Examples of Good Documentation of Cognitive Behavioral Treatment Interventions

Cognitive restructuring used to defuse helplessness and negative forecasting associated with catastrophizing about symptoms.

 

Taught and reviewed recording cognitions and changing attitudes and self-statements to promote normalize activity at both home and work.

 

CBT/cognitions examination used to encourage emotional expression and helped client develop ways of containing affect.

 

CBT used to restructure thoughts with emphasis on helping client to manage emotions, including fear and sadness that are realistic and understandable in context of diagnosis and degree of functional losses.

 

Used CBT to help client understand personal meaning of issues being confronted.

 

Engaged client in evaluating thoughts in terms of their usefulness and their basis in reality.

 

Client learning to identify and challenge beliefs that represent distortions of reality and that are destructive to client’s well-being.

 

CBT interventions used to focus on reducing the stress-producing cognitive patterns that give rise to muscle tension that increases client’s pain response.

 

Use of cognitive approaches included monitoring negative thoughts, connecting affect and cognitions, and substituting positive interpretations for negative thoughts.
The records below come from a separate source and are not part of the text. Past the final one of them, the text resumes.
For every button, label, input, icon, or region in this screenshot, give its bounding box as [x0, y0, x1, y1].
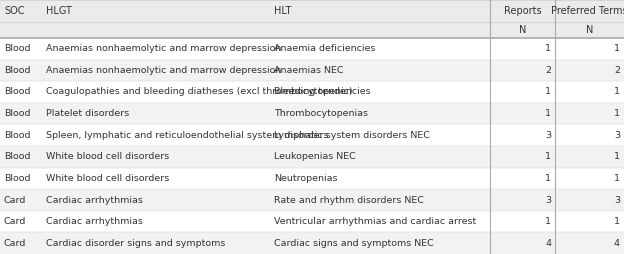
Bar: [0, 189, 624, 211]
Text: Anaemias nonhaemolytic and marrow depression: Anaemias nonhaemolytic and marrow depres…: [46, 66, 281, 75]
Text: HLGT: HLGT: [46, 6, 72, 16]
Text: Preferred Terms: Preferred Terms: [551, 6, 624, 16]
Text: Leukopenias NEC: Leukopenias NEC: [274, 152, 356, 161]
Text: Spleen, lymphatic and reticuloendothelial system disorders: Spleen, lymphatic and reticuloendothelia…: [46, 131, 328, 140]
Text: 1: 1: [545, 109, 551, 118]
Text: N: N: [519, 25, 526, 35]
Text: Cardiac disorder signs and symptoms: Cardiac disorder signs and symptoms: [46, 239, 225, 248]
Text: 1: 1: [614, 109, 620, 118]
Text: Blood: Blood: [4, 131, 31, 140]
Text: Cardiac signs and symptoms NEC: Cardiac signs and symptoms NEC: [274, 239, 434, 248]
Text: 1: 1: [614, 217, 620, 226]
Text: Card: Card: [4, 239, 26, 248]
Text: 1: 1: [545, 174, 551, 183]
Bar: [0, 38, 624, 60]
Text: 1: 1: [545, 152, 551, 161]
Text: 1: 1: [614, 87, 620, 97]
Bar: [0, 60, 624, 81]
Bar: [0, 168, 624, 189]
Bar: [0, 81, 624, 103]
Text: 1: 1: [545, 44, 551, 53]
Text: Anaemias nonhaemolytic and marrow depression: Anaemias nonhaemolytic and marrow depres…: [46, 44, 281, 53]
Text: Neutropenias: Neutropenias: [274, 174, 338, 183]
Text: Blood: Blood: [4, 44, 31, 53]
Text: White blood cell disorders: White blood cell disorders: [46, 152, 169, 161]
Text: 3: 3: [545, 196, 551, 204]
Text: 3: 3: [545, 131, 551, 140]
Text: Blood: Blood: [4, 87, 31, 97]
Text: Cardiac arrhythmias: Cardiac arrhythmias: [46, 196, 143, 204]
Text: 3: 3: [614, 196, 620, 204]
Text: 2: 2: [614, 66, 620, 75]
Text: Platelet disorders: Platelet disorders: [46, 109, 129, 118]
Text: Blood: Blood: [4, 174, 31, 183]
Text: Ventricular arrhythmias and cardiac arrest: Ventricular arrhythmias and cardiac arre…: [274, 217, 476, 226]
Text: Blood: Blood: [4, 152, 31, 161]
Bar: [0, 124, 624, 146]
Text: 1: 1: [545, 87, 551, 97]
Bar: [0, 103, 624, 124]
Text: Lymphatic system disorders NEC: Lymphatic system disorders NEC: [274, 131, 430, 140]
Text: Anaemias NEC: Anaemias NEC: [274, 66, 343, 75]
Text: 1: 1: [614, 152, 620, 161]
Text: 4: 4: [614, 239, 620, 248]
Bar: [0, 0, 624, 22]
Text: HLT: HLT: [274, 6, 291, 16]
Text: Blood: Blood: [4, 109, 31, 118]
Text: Blood: Blood: [4, 66, 31, 75]
Text: Cardiac arrhythmias: Cardiac arrhythmias: [46, 217, 143, 226]
Text: 1: 1: [545, 217, 551, 226]
Text: 3: 3: [614, 131, 620, 140]
Text: Rate and rhythm disorders NEC: Rate and rhythm disorders NEC: [274, 196, 424, 204]
Text: Coagulopathies and bleeding diatheses (excl thrombocytopenic): Coagulopathies and bleeding diatheses (e…: [46, 87, 353, 97]
Bar: [0, 22, 624, 38]
Bar: [0, 232, 624, 254]
Text: White blood cell disorders: White blood cell disorders: [46, 174, 169, 183]
Text: Reports: Reports: [504, 6, 541, 16]
Text: 1: 1: [614, 44, 620, 53]
Text: 1: 1: [614, 174, 620, 183]
Text: Card: Card: [4, 217, 26, 226]
Text: 4: 4: [545, 239, 551, 248]
Text: N: N: [586, 25, 593, 35]
Text: Thrombocytopenias: Thrombocytopenias: [274, 109, 368, 118]
Bar: [0, 146, 624, 168]
Text: Anaemia deficiencies: Anaemia deficiencies: [274, 44, 376, 53]
Text: 2: 2: [545, 66, 551, 75]
Text: Card: Card: [4, 196, 26, 204]
Text: SOC: SOC: [4, 6, 24, 16]
Bar: [0, 211, 624, 232]
Text: Bleeding tendencies: Bleeding tendencies: [274, 87, 371, 97]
CBT Key Terms to Improve Intervention Documentation

Cognitive Errors: faulty assumptions and misconceptions that may be caused by past experiences but are not based on current reality/logic. Mistakes in thinking that can lead people to be sad, lonely, angry, depressed, etc.

 

Thought Stopping: Process of substituting negative/maladaptive thoughts or images with positive/adaptive ones; management of cues that trigger obsessions, impulsivity, or compulsions; use of mental energy in healthy way; stress/distress reduction technique.

 

Rational Restructuring: (Lazarus) Helping clients to label situations more realistically via rational analysis, confrontation, questioning, “modifying internal sentences,” modifying “self-talk.” Example: Ellis’ RET (Rational-Emotive Therapy) in which people learn to confront their own illogical thinking.

 

Behavioral Coping Strategies: Specific efforts that can be employed to master, tolerate, reduce, or minimize stressful and painful events. Active coping strategies are better to deal with distress thanavoidant coping strategies, which can be a risk factor or marker for adverse responses to distress. Examples: exercise, journaling/charting, volunteering, relaxation, talk therapy, etc.

 

Re-Frame: Inviting client to see a new perspective. Modifies or restructures a client’s perception or view of a problem or behavior; Changing the way a client “encodes” issue; restructuring what a client perceives and shifting focus on to the real issue or a more productive topic. Challenging the “meaning” given to a problem by helping client “find” acceptable alternative understandings.

 

Self-Efficacy: (Bandura) A client’s expectations of personal effectiveness; personal beliefs about one’s own abilities or performance potential.

 

Modeling: Observational learning to alter behavior patterns; highly useful in treating anxiety/phobic symptoms; types include: imitation, observation, participant modeling, guided participation and covert modeling (imagining a model engaged in desired behavior behavior)


Stress Inoculation: 
Education/Rehearsal/Application/Follow Up. Teaching physical and cognitive coping skills. Procedures to help client identify and detect the precursors to anger, anxiety, pain, and depressive symptoms; teaching client to differentiate between justified and unnecessary symptoms/reactions; assisting client to recognize the early signs in the provocation sequence in order to gain better control over their symptoms. Includes helping client rehearse identified coping skills and debriefing following real exposure to the trigger.